WASHINGTON — Independent Sen. Bernie Sanders (I., Vt.) said Wednesday he would seek to use a procedural tactic to attempt to delay a Senate vote on the renomination of Federal Reserve Board Chairman Ben Bernanke for a second four-year term.
While Sanders can't hold up a Senate vote on Bernanke's nomination indefinitely, he can force Senate Democratic leadership to schedule a series of votes and allow lengthy debate before a final vote can occur.
Sanders has been an avowed critic of Bernanke's handling of the economic crisis over the last two years. He has demanded greater public disclosure of the Fed's lending activities to troubled financial firms during that period, largely without success.
"The American people want a new direction on Wall Street and at the Fed," Sanders said in a statement. "They do not want as chairman someone who has been part of the problem and who has been responsible for many of the enormous difficulties that we are now experiencing. It's time for a change at the Fed."

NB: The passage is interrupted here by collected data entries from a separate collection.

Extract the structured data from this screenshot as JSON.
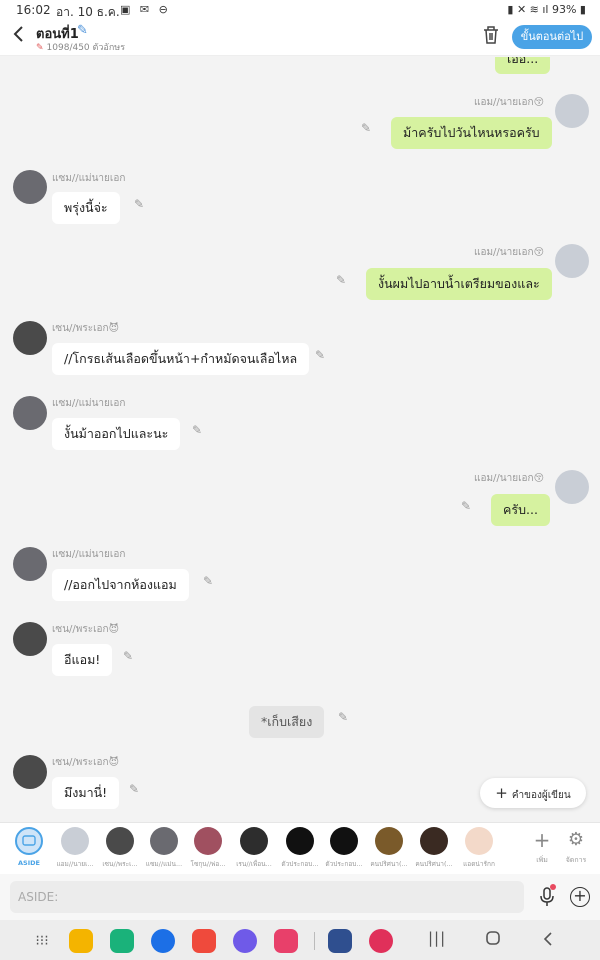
{
  "status_bar": {
    "time": "16:02",
    "date": "อา. 10 ธ.ค.",
    "battery": "93%"
  },
  "header": {
    "title": "ตอนที่1",
    "counter": "1098/450 ตัวอักษร",
    "next_label": "ขั้นตอนต่อไป"
  },
  "chat": {
    "top_partial_text": "เออ...",
    "messages": [
      {
        "side": "right",
        "name": "แอม//นายเอก😚",
        "text": "ม้าครับไปวันไหนหรอครับ"
      },
      {
        "side": "left",
        "name": "แซม//แม่นายเอก",
        "text": "พรุ่งนี้จ่ะ"
      },
      {
        "side": "right",
        "name": "แอม//นายเอก😚",
        "text": "งั้นผมไปอาบน้ำเตรียมของและ"
      },
      {
        "side": "left",
        "name": "เซน//พระเอก😈",
        "text": "//โกรธเส้นเลือดขึ้นหน้า+กำหมัดจนเลือไหล"
      },
      {
        "side": "left",
        "name": "แซม//แม่นายเอก",
        "text": "งั้นม้าออกไปและนะ"
      },
      {
        "side": "right",
        "name": "แอม//นายเอก😚",
        "text": "ครับ..."
      },
      {
        "side": "left",
        "name": "แซม//แม่นายเอก",
        "text": "//ออกไปจากห้องแอม"
      },
      {
        "side": "left",
        "name": "เซน//พระเอก😈",
        "text": "อีแอม!"
      },
      {
        "side": "center",
        "name": "",
        "text": "*เก็บเสียง"
      },
      {
        "side": "left",
        "name": "เซน//พระเอก😈",
        "text": "มึงมานี่!"
      }
    ]
  },
  "fab": {
    "label": "คำของผู้เขียน"
  },
  "characters": [
    {
      "label": "ASIDE",
      "color": "#cfe4f8"
    },
    {
      "label": "แอม//นายเ...",
      "color": "#c9ced6"
    },
    {
      "label": "เซน//พระเ...",
      "color": "#4a4a4a"
    },
    {
      "label": "แซม//แม่น...",
      "color": "#6a6a70"
    },
    {
      "label": "โซกุน//พ่อ...",
      "color": "#a05060"
    },
    {
      "label": "เรน//เพื่อน...",
      "color": "#2d2d2d"
    },
    {
      "label": "ตัวประกอบ...",
      "color": "#111111"
    },
    {
      "label": "ตัวประกอบ...",
      "color": "#111111"
    },
    {
      "label": "คนปริศนา(...",
      "color": "#7a5a2a"
    },
    {
      "label": "คนปริศนา(...",
      "color": "#3a2a22"
    },
    {
      "label": "แอดน่ารักก",
      "color": "#f3d9c9"
    }
  ],
  "toolbar": {
    "add_label": "เพิ่ม",
    "manage_label": "จัดการ"
  },
  "input": {
    "placeholder": "ASIDE:"
  },
  "colors": {
    "accent": "#4aa3e6",
    "right_bubble": "#d6f2a0",
    "left_bubble": "#ffffff"
  },
  "nav_apps": [
    {
      "icon": "app-drawer-icon",
      "color": ""
    },
    {
      "icon": "files-icon",
      "color": "#f4b400"
    },
    {
      "icon": "phone-icon",
      "color": "#1ab27a"
    },
    {
      "icon": "messages-icon",
      "color": "#1c6fe6"
    },
    {
      "icon": "notes-icon",
      "color": "#ef4a3c"
    },
    {
      "icon": "internet-icon",
      "color": "#6f5ae8"
    },
    {
      "icon": "camera-icon",
      "color": "#e8406a"
    },
    {
      "icon": "settings-icon",
      "color": "#2f4f8f"
    },
    {
      "icon": "flower-icon",
      "color": "#e0305a"
    }
  ]
}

The Senate Banking Committee is scheduled to hold a confirmation hearing for Bernanke Thursday morning, where he is expected to face tough questioning from lawmakers over the financial meltdown. A spokeswoman for the panel said Wednesday that Sanders' move doesn't change plans for the hearing to go ahead.
Bernanke's first term expires on Jan. 31, 2010, meaning the Senate has some breathing room for scheduling a confirmation vote. He was nominated for a second term by President Barack Obama in August.